Зато в стане королевы-матери воинственности было не занимать. Помимо обиженных герцогов и принцев, ее сторону на сей раз приняли и гугеноты, возмущенные поведением Люиня в его владениях. Шантелуб был готов в любой момент поднять мятеж и заявлял об этом так, будто вверенный ему Шинон был, по меньшей мере, вторым городом Франции. Одинокий голос Ришелье, взывавший о мире, тонул в шумном и гневном хоре. «Но что я могу один? Что? Что?»

Ришелье спохватился и открыл глаза: уж не произнес ли он это вслух? Фигура отца Жозефа окончательно растворилась в тени, однако из темноты донесся его напевный голос: «И сказал Господь: истинно говорю вам: если вы будете иметь веру с горчичное зерно и скажете горе сей: „Перейди отсюда туда“, она перейдет, и ничего не будет невозможного для вас…»

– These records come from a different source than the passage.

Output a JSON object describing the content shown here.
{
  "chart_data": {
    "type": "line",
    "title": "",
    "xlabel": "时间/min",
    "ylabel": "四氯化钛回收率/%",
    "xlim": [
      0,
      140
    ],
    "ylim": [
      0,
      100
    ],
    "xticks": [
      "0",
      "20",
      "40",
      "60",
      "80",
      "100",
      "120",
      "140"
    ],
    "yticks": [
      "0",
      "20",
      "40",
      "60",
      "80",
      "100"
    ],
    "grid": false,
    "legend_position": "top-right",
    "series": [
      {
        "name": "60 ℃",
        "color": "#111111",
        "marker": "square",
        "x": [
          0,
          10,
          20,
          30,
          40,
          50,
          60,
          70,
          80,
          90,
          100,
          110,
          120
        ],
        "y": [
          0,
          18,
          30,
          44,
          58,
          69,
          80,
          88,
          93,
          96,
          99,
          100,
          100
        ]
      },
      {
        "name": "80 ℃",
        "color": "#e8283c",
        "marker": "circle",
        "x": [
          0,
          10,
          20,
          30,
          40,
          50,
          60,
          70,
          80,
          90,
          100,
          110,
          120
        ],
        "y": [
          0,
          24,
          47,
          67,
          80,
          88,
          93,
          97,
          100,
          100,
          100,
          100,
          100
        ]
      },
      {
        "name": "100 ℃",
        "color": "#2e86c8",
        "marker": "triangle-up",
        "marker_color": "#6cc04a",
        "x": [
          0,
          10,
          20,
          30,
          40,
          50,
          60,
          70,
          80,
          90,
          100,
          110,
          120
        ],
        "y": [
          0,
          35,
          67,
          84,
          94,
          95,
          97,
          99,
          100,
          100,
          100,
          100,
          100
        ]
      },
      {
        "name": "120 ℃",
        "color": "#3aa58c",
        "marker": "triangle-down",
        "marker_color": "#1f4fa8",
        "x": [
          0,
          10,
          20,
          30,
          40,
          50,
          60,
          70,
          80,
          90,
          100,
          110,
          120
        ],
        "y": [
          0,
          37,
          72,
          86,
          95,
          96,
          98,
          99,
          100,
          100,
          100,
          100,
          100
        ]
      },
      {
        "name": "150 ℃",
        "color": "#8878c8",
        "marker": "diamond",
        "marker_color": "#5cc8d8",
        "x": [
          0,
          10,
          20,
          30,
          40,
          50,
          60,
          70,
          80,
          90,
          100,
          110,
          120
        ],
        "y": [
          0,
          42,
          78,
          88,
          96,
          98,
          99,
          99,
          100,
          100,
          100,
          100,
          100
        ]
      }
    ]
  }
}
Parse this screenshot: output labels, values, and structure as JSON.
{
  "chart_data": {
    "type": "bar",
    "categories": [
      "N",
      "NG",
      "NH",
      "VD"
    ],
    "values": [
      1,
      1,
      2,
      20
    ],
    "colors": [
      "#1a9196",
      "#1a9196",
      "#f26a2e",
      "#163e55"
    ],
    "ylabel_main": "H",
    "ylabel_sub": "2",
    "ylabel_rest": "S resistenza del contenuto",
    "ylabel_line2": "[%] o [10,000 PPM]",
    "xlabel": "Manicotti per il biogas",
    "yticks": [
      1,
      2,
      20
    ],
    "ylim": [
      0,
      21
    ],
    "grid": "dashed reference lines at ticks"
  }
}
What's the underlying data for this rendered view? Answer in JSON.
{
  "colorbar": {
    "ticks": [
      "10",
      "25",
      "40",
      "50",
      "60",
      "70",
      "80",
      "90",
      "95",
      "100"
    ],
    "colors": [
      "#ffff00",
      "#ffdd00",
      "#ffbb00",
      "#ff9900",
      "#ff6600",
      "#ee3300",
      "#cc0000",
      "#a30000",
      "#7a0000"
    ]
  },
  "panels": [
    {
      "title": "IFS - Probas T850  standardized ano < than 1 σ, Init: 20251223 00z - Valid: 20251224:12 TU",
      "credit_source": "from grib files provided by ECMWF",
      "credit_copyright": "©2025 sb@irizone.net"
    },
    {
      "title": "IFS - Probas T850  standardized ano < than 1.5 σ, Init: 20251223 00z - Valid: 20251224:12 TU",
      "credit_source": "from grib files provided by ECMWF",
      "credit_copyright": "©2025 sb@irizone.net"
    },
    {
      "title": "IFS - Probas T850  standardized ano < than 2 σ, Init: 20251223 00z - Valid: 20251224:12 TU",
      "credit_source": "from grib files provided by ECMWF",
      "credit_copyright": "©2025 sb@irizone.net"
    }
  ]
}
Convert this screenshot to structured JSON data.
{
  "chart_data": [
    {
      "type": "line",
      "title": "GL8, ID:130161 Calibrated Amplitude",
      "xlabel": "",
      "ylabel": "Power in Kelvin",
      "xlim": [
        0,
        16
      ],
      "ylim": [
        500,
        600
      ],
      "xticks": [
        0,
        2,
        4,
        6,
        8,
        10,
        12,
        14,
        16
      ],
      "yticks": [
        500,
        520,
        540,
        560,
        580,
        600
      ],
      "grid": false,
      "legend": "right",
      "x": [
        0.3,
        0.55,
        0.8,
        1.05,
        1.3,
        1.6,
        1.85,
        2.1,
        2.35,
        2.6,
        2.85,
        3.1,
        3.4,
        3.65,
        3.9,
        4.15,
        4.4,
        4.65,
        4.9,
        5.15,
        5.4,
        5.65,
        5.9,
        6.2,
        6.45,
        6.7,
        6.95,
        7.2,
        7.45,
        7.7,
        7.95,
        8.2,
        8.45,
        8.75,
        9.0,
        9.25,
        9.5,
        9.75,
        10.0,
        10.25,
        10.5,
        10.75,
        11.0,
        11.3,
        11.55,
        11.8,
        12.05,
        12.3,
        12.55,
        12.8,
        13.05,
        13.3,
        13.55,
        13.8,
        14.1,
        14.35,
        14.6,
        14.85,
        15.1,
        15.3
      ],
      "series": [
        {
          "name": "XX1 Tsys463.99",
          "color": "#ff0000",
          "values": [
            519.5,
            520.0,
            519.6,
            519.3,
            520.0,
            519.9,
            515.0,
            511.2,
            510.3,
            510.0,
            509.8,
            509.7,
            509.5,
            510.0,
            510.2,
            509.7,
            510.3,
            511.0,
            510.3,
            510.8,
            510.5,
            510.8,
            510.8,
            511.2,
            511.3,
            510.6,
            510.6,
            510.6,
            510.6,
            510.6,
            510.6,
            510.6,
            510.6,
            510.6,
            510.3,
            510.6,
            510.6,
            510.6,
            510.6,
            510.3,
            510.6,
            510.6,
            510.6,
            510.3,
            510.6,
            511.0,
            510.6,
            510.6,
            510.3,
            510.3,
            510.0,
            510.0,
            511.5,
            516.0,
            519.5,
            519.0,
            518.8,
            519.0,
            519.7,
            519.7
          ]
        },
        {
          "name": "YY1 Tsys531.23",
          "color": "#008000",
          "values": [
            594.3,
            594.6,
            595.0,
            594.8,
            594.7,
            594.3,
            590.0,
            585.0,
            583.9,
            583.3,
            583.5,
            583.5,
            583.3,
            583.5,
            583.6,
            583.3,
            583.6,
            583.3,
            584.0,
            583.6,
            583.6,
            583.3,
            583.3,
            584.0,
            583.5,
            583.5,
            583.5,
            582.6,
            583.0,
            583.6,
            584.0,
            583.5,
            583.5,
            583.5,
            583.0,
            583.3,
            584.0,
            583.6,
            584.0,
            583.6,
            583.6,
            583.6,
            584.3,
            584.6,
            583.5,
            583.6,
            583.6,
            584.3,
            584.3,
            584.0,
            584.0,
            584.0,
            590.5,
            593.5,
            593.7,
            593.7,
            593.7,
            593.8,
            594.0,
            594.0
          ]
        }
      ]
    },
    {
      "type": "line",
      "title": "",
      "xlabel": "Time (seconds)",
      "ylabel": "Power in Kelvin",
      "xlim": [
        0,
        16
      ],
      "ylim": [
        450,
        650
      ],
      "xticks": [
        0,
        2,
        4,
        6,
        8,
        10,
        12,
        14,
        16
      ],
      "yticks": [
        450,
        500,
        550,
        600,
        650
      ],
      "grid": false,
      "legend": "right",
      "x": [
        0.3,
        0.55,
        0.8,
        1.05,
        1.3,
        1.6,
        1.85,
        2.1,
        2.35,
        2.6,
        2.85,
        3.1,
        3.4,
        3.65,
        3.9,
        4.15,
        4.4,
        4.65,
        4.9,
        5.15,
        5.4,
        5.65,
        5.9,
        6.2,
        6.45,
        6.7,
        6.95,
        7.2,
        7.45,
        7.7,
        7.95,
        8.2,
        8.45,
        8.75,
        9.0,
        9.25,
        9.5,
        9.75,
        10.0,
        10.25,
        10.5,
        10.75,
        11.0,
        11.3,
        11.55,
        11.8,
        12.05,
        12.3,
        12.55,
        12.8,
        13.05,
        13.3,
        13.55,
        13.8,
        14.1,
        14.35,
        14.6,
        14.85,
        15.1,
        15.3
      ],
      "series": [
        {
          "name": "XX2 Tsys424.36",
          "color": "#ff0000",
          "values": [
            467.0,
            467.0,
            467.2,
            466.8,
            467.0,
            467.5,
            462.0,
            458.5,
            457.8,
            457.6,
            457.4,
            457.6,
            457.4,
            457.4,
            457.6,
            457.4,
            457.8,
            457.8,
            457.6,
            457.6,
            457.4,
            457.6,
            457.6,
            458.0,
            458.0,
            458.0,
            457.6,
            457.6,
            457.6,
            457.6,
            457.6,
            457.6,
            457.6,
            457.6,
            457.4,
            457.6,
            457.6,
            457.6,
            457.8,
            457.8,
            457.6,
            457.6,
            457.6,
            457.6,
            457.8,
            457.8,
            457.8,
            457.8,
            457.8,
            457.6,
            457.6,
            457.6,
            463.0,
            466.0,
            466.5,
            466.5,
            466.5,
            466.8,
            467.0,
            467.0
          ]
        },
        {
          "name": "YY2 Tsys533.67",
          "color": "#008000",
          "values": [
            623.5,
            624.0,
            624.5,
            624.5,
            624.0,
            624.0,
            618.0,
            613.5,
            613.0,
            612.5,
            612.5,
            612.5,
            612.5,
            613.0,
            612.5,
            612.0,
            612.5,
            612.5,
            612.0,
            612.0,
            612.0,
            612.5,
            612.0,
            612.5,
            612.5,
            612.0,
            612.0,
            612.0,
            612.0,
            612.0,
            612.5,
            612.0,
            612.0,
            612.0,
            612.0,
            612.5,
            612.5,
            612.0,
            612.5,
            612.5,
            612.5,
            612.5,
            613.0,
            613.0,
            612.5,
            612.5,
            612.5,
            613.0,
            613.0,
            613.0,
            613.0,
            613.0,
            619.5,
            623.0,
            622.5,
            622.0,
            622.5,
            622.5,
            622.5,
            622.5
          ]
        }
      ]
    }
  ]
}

— Вот и передайте от меня такой ответ господину де Люиню, — улыбнулся Ришелье.

Шум за столом совета усилился. Ришелье выждал некоторое время, затем сказал, не повышая голоса:

— Позвольте мне продолжать.

Голоса понемногу стихли, хотя герцог Майенский все еще что-то басил, обращаясь к своему соседу.

— Так вот, господа, — заговорил Ришелье, — поскольку силы у нас есть, и силы немалые, их надо не скрывать, а выставлять напоказ, чтобы устрашить противника и избежать необходимости пускать их в ход.

— Что? Бряцать оружием, не сражаясь? — насмешливо процедил Шантелуб.

— Вот именно, — спокойно ответил Ришелье. — Показать свою силу, чтобы не быть вынужденным прибегнуть к ней.

— Зачем же тогда армия? — недовольно проворчал герцог де Немур. — Да вы знаете, каких денег мне стоили фламандские наемники?

— Они при вас и останутся, — возразил епископ. — Но вы как будто забываете, господа, что мы находимся на земле нашего отечества, и наш противник — не иноземец, а наш король.

При этих словах ропот возмущения возобновился с новой силой. Все присутствующие, стараясь перекричать друг друга, высказывали свои обиды и претензии. Мария Медичи растерянно переводила взгляд с одного на другого, не зная, что ей делать. Ришелье был невозмутим.

«Ну и пусть, — думал он. — Пусть! Хотите показать, чего вы стоите? Мы скоро это увидим! Я принимаю вашу игру, господа! Каждый сам за себя».

— В таком случае, — возвысил он голос, привлекая к себе внимание, — в таком случае, я предлагаю следующий план.

Шум смолк, все взгляды обратились на него.